Тимофеевна ехидно засмеялась:
– Размечталась ворона лебедушкой стать.
– Смеешься? Хочешь поглядеть, как уведу студента от Кустовой своим подмигом?
– Будет! Со смеху уморишь.
– Гляди на меня. Скажешь, плохая девка? Точеная. Талия какая. В рюмочку. Как кошечка – приласкаюсь, обовью собой, а чуть что – коготки выпущу, оцарапаю до крови. Из моих бархатистых ручек трудно вырваться.
– Смехота! Послушайте, бабоньки… Да чтобы студента к себе приманить да увести, надо золотую цепочку иметь, а у тебя даже медной нет. Крест нательный на суровой нитке носишь, Кошечка!
– Самовар скипел, – сказала Антонина. – Давайте чай пить. Дуняшка, собирай стол к чаю!

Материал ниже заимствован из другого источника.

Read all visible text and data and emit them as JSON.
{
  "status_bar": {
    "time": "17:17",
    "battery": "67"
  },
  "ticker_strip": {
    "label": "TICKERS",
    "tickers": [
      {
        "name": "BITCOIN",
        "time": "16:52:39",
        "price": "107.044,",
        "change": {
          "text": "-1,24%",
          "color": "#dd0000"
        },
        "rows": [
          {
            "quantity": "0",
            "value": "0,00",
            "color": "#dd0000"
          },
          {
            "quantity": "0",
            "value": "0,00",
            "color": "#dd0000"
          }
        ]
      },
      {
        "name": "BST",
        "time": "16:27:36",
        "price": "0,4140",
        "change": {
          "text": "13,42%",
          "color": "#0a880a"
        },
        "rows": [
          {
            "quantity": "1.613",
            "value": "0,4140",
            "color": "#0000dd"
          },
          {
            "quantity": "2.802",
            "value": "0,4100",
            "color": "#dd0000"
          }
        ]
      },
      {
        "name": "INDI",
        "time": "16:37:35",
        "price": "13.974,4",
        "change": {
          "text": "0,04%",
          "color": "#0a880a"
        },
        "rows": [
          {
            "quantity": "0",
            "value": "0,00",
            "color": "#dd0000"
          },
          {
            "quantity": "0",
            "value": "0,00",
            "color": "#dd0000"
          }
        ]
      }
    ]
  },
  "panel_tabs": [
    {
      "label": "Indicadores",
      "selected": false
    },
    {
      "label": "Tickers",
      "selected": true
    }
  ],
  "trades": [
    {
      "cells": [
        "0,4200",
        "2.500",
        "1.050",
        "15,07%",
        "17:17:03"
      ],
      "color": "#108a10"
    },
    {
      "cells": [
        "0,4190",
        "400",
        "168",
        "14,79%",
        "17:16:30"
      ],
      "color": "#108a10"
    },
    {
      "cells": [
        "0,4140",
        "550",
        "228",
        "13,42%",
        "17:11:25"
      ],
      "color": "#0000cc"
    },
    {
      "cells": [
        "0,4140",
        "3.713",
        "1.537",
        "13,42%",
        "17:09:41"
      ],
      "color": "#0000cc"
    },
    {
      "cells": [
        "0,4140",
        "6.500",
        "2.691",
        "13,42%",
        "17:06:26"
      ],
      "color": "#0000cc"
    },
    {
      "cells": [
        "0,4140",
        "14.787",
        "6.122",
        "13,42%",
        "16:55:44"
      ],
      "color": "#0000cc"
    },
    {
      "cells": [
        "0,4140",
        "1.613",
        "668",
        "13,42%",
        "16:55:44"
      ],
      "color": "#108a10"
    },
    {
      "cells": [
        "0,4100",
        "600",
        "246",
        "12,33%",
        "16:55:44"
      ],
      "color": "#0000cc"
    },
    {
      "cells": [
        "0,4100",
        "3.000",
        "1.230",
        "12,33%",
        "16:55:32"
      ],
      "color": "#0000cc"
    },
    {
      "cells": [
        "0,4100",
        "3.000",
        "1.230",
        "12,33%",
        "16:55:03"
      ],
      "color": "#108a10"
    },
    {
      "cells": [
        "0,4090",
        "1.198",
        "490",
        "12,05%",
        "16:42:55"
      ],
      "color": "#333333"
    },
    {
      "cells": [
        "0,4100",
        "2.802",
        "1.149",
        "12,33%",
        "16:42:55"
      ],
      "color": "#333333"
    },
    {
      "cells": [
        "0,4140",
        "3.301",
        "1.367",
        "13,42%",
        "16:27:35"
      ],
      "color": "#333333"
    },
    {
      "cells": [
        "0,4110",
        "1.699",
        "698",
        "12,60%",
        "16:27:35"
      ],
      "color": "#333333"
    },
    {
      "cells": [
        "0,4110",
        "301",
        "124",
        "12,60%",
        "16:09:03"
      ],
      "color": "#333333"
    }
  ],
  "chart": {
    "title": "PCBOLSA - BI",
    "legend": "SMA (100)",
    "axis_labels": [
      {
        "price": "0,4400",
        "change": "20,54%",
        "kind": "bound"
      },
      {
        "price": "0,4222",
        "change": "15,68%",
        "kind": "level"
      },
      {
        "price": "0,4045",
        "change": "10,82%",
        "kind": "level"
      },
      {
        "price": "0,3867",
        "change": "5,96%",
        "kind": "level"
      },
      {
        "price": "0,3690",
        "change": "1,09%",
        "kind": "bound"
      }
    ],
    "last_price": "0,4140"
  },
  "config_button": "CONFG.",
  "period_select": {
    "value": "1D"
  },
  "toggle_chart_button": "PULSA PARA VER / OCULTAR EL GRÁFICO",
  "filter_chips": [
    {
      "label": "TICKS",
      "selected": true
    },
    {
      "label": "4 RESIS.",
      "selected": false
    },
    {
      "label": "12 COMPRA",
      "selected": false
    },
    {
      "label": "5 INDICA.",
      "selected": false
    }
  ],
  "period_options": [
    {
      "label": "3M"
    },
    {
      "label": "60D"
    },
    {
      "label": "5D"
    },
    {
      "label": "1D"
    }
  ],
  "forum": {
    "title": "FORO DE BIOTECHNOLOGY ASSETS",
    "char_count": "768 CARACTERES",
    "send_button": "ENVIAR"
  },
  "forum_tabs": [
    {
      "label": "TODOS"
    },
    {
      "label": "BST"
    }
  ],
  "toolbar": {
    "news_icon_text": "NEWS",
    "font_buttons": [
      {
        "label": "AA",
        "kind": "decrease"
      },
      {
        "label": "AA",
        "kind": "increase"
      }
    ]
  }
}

Девочка нехотя стала носить на стол чашки. Зоя подошла к Паше.
– Расскажешь, о чем в книжке написано?
– Не поверишь? Посмеиваешься, когда говорю о свободе простого люда.
– Мало ли что? Ты уверь меня. Думаешь, пустоголовая? – Зоя села рядом с Пашей, обняла ее за плечи.
– Не лезь ко мне с объятиями.
– Холодно мне, Пашенька. Погреться возле тебя хочу. Славная ты! Взгляд у тебя, как у мученицы на иконе. Ничего не скажешь, красивая девка, но греха в красоте мало! А говоришь как! Будто горишь вся.
Антонина поставила на стол самовар, заварила чай, подошла к кровати Катерины:
– Спишь?
– Дремала.
– Чай станешь пить?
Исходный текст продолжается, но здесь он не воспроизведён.